Joe Pinsker: Why do you and your co-author think parenting in the U.S. in the 1960s and 1970s was so much more laid-back than what came afterward?
Fabrizio Zilibotti: In a nutshell, we think that economic conditions have a lot of influence on the way parents raise their children. So, in the United States, compared to the 1960s and 1970s, the number of hours parents spend supervising the activities of their children has increased dramatically. This trend is especially strong in countries where economic inequality has grown the most, and in general that’s where we see more of what’s become known as "helicopter parenting.”

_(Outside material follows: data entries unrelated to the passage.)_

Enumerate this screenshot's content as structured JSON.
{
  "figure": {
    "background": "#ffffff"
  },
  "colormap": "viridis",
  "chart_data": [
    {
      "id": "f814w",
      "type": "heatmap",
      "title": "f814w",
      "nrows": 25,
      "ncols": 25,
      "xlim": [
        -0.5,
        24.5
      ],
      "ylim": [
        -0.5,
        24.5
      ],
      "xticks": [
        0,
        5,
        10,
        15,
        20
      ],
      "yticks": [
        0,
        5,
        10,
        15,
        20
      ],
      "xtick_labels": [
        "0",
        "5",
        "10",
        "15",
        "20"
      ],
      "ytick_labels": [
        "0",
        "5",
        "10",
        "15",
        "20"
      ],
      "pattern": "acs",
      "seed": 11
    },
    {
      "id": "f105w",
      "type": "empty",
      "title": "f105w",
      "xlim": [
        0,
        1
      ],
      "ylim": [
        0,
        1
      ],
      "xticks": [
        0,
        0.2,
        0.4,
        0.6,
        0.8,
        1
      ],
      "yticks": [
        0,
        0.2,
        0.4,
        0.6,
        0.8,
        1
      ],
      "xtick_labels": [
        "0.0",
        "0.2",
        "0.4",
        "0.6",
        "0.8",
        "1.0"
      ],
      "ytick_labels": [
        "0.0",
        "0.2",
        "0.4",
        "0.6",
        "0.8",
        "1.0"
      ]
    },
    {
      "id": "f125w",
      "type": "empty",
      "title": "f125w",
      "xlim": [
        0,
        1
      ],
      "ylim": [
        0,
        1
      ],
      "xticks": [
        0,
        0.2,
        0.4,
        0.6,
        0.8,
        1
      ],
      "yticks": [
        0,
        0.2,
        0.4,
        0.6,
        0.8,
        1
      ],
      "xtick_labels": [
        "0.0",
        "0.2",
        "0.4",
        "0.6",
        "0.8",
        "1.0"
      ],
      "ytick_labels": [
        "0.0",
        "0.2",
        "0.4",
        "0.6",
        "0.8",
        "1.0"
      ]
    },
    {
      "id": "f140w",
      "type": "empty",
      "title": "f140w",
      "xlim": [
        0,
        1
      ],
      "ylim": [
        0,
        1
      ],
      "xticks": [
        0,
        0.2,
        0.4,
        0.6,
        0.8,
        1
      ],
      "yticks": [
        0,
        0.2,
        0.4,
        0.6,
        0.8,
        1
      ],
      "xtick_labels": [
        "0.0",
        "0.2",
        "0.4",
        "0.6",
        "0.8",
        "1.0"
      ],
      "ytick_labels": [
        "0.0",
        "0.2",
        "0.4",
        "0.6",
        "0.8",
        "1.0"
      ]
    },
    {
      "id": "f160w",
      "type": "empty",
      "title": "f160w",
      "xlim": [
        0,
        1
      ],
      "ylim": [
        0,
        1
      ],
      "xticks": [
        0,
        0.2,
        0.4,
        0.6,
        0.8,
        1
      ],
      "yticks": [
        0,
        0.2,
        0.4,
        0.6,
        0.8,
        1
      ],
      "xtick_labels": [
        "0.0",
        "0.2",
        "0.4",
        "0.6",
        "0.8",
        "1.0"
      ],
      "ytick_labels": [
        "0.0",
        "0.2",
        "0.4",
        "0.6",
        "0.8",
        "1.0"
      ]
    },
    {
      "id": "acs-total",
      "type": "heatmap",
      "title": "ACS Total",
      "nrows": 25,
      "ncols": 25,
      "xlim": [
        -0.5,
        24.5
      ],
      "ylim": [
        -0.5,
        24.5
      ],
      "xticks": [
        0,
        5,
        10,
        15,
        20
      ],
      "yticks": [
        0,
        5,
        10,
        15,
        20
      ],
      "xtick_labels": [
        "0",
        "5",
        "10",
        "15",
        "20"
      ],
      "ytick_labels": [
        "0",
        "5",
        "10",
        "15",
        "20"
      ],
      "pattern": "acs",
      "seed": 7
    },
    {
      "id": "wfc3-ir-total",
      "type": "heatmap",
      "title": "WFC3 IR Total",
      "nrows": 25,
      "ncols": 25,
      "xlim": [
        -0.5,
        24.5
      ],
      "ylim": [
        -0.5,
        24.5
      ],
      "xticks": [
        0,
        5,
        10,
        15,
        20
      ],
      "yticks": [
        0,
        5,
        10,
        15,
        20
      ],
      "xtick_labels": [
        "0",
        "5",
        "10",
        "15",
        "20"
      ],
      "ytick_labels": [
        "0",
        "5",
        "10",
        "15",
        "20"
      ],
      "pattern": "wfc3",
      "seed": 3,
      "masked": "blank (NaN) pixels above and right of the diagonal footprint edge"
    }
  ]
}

Why is this so? Well, parents want their children to do well in life, to be successful. And in a society that is very unequal—where there are lots of opportunities if one does well and very negative outcomes if one is less successful—parents will be more worried that their children won’t become high achievers in school. But if you go to a country where there is less inequality, parents may be less worried about that, not because they care less about their children, but because the negative outcomes aren’t as bad. There are some other things they care about—maybe to see their children happy and to let them express their individuality. And those things can get sacrificed when there is pressure on them to be high achievers.
Read: ‘Intensive’ parenting is now the norm in America
Pinsker: Does helicopter parenting “work”? If it’s a rational reaction to economic conditions, is it actually giving kids any advantages?
Zilibotti: We have, again, some data on that. There is a lot of variation, but at least on average, it appears so, based on the best of the statistical techniques we can use. We can see that parents’ involvement—in the form of an “intensive” parenting style—tends to be associated with better educational attainment. This is especially strong when you look at post-college education, but it is also true for college attainment.
Pinsker: You argue that another factor that shapes parenting style is how a country’s education system is set up. What incentives does the American system produce, and how do those incentives compare to other countries’?
Zilibotti: The United States has a number of features that are important in shaping the way parents behave. One of them is that there is a lot of differentiation in the quality and prestige of schools and universities. The process of entering or being admitted to university is really competitive, and the preparation for that starts many years earlier.
In parts of Europe, the concern about admissions to schools and universities is much less pronounced. In Finland, for example, there is much less variance in school quality, and the type of incentives that this creates for parents is really different. Parents don’t move around because of a bad school district or a good school district. Finnish kids and parents know that it doesn’t matter much to be at the top of the class, because the difference between universities is, relatively speaking, not very large.